We have a goofy process (don’t we all?) that daisy chains (or cascades) on a table that needs flattening out for our data warehouse.
The field “alt_key” is an identifier field. It ends up being the parent to other alt_key and alt_key2 data.
What I have below is an example of how the data looks. This table is named MEMBER
The record where alt_key = 05526396 is our “master” record, and the other records daisy chain down alternating between the alt_key and alt_key2 fields as shown in the picture below:
[![Record Daisy Chain]]
In the end, the records need to look like this. alt_key will be named primary_pmi and alt_key2 will be named pmi. if the row is a parent, alt_key and alt_key2 will be the same as will the primary_member_nbr and member_nbr fields. pmichain_id and pmi_order can be ignored:
[![Final Daisy Chain Transformation]]
Not sure how I can get to the end dataset. I’ve tried a recursive CTE but I think I have too many records to process. How else can I go about this? Records can have many children
A simple way to approach this would be to use a loop.
Start by identifying your records where alt_key does not show up in any alt_key2 values. Load those into a staging table with pmi_order 1, and mark the records as processed in the source table (add a bit field to track this). These are your parent records.

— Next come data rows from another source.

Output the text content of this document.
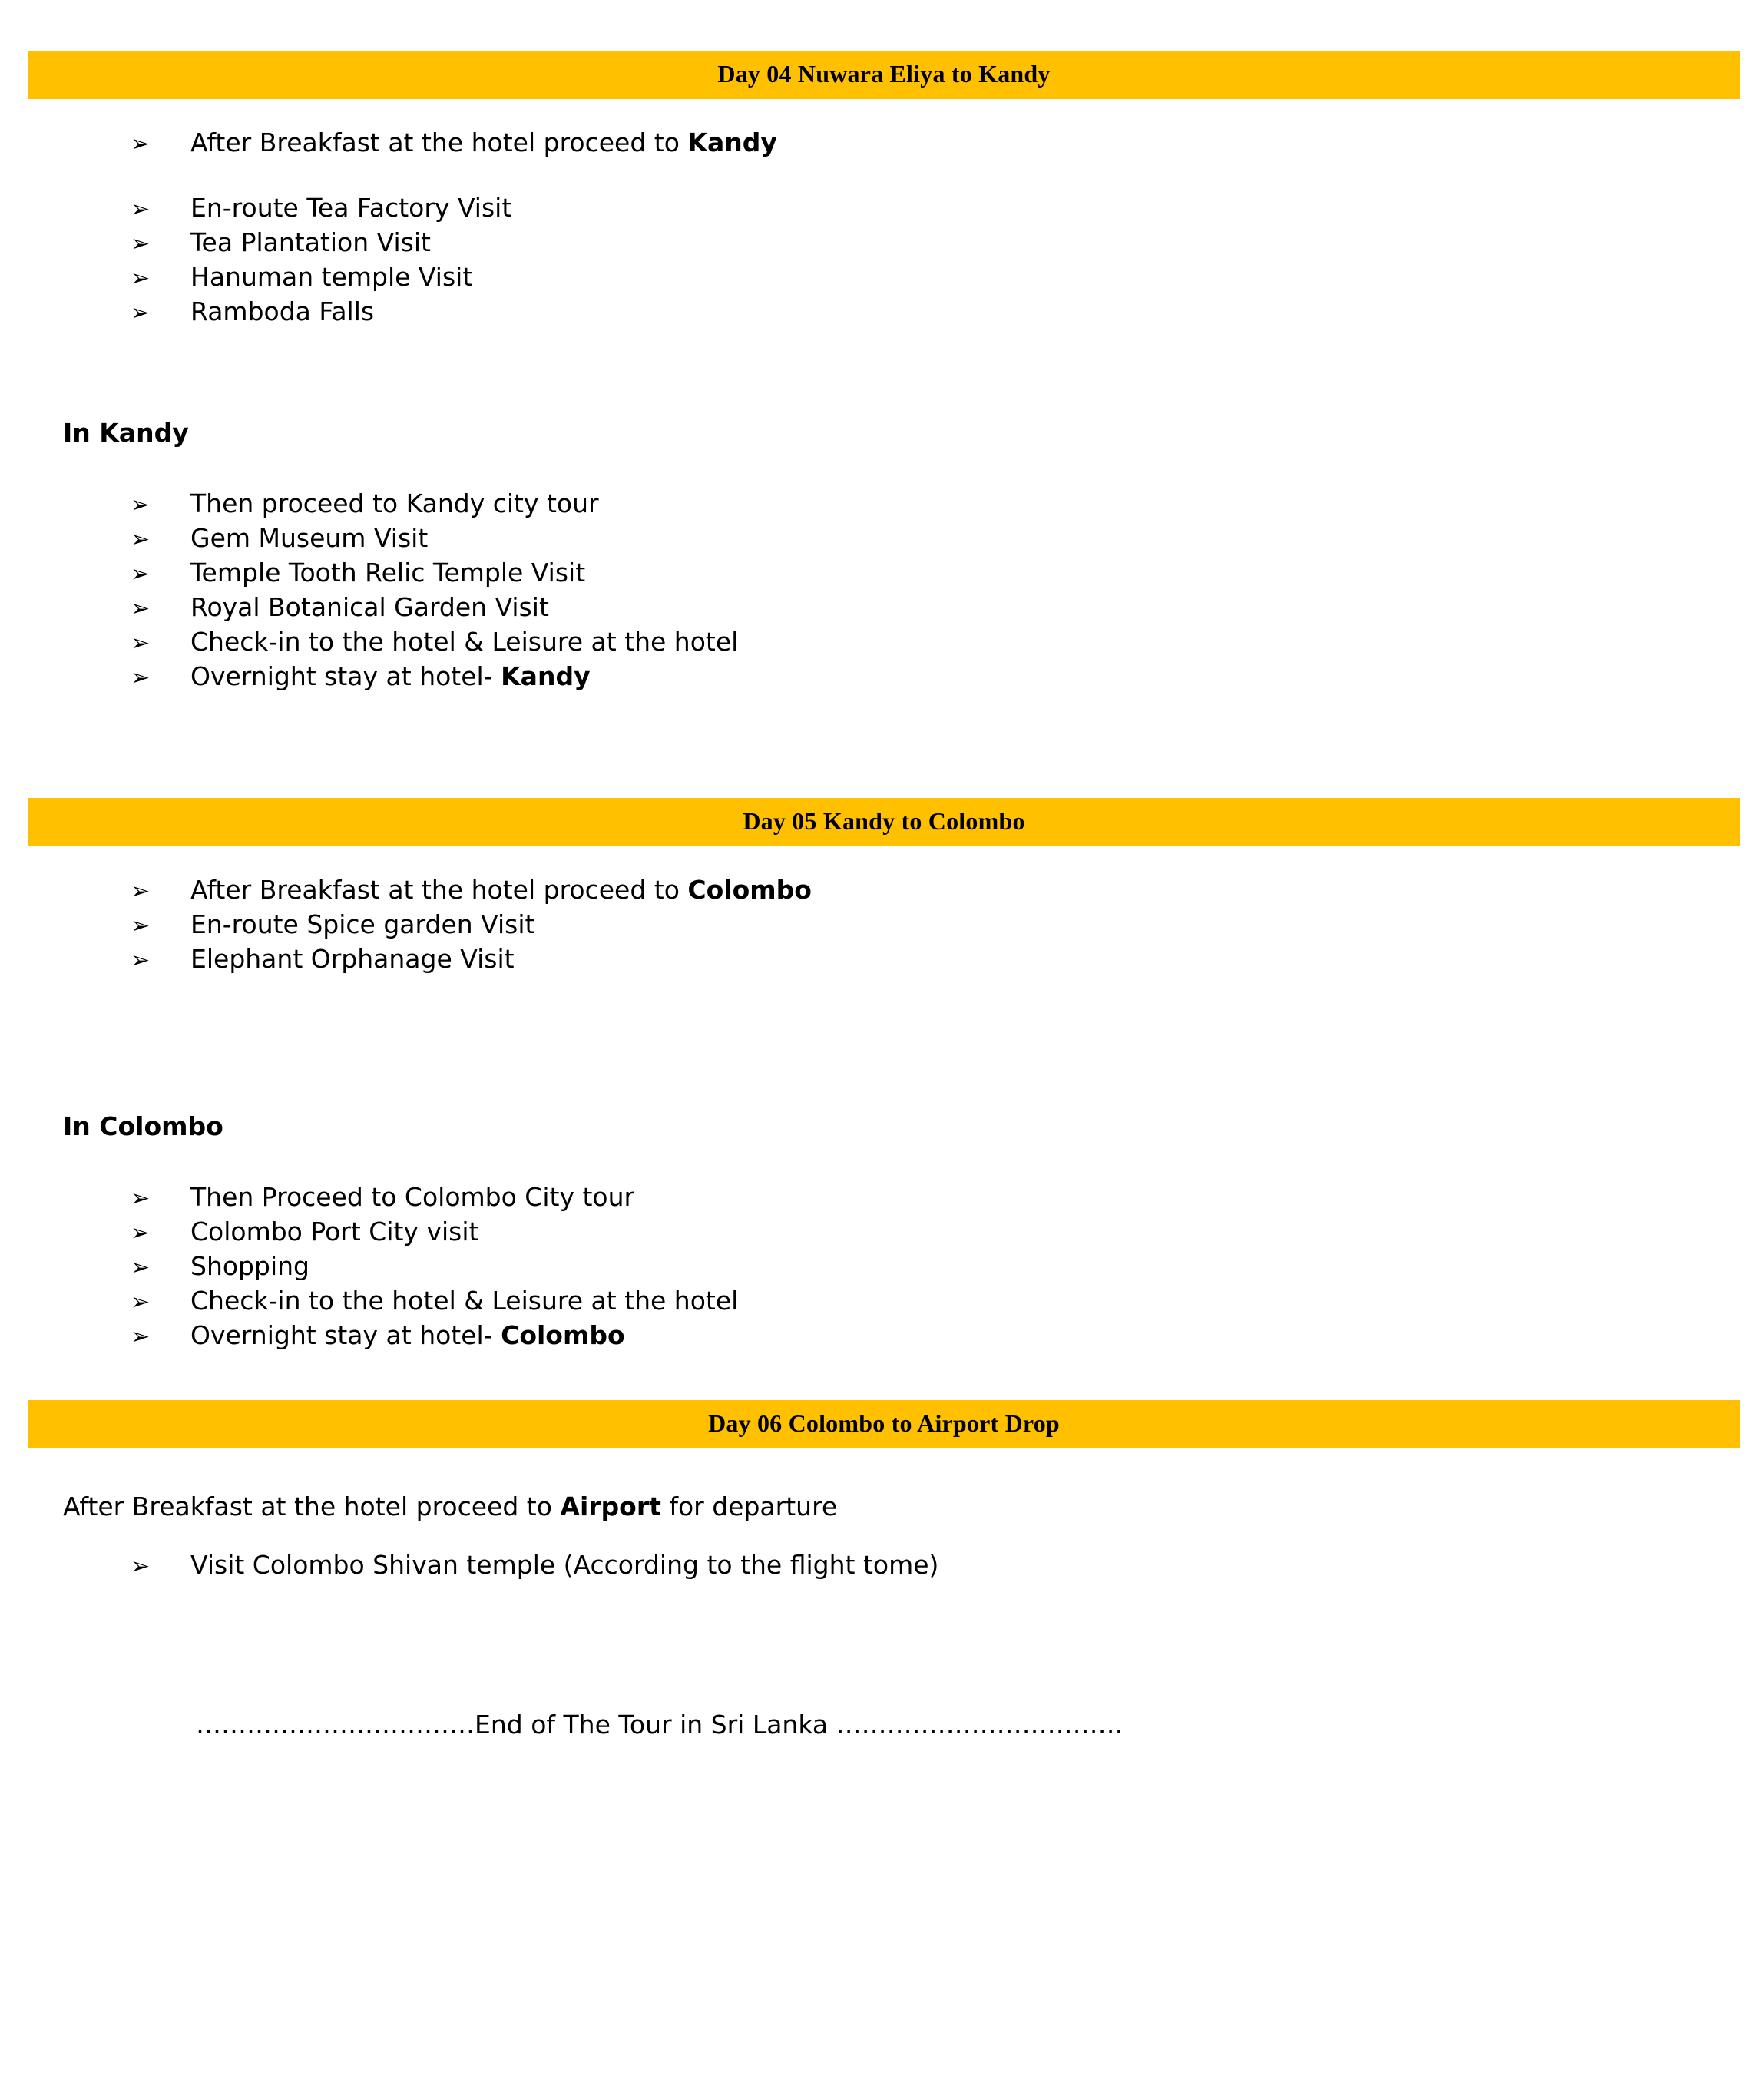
Day 04 Nuwara Eliya to Kandy
➢	After Breakfast at the hotel proceed to Kandy
➢	En-route Tea Factory Visit
➢	Tea Plantation Visit
➢	Hanuman temple Visit
➢	Ramboda Falls
In Kandy
➢	Then proceed to Kandy city tour
➢	Gem Museum Visit
➢	Temple Tooth Relic Temple Visit
➢	Royal Botanical Garden Visit
➢	Check-in to the hotel & Leisure at the hotel
➢	Overnight stay at hotel- Kandy
Day 05 Kandy to Colombo
➢	After Breakfast at the hotel proceed to Colombo
➢	En-route Spice garden Visit
➢	Elephant Orphanage Visit
In Colombo
➢	Then Proceed to Colombo City tour
➢	Colombo Port City visit
➢	Shopping
➢	Check-in to the hotel & Leisure at the hotel
➢	Overnight stay at hotel- Colombo
Day 06 Colombo to Airport Drop
After Breakfast at the hotel proceed to Airport for departure
➢	Visit Colombo Shivan temple (According to the flight tome)
……………………………End of The Tour in Sri Lanka …………………………….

Now start your loop with an index (n) of 2, and keep going up by one for each loop. For each staging record with pmi_order = (n-1), find the unprocessed main table record whose alt_key value matches the staging alt_key2 value. This becomes your pmi_order 2 (i.e. current value of n) record for that primary_member_nbr. (Note, you will alternate matching staging.alt_key2 to main.alt_key and staging.alt_key to main.alt_key2 for each execution of the loop.)
After each loop completes, check to see if any unprocessed records remain in the main table. Once you have exhausted the main table, you are done.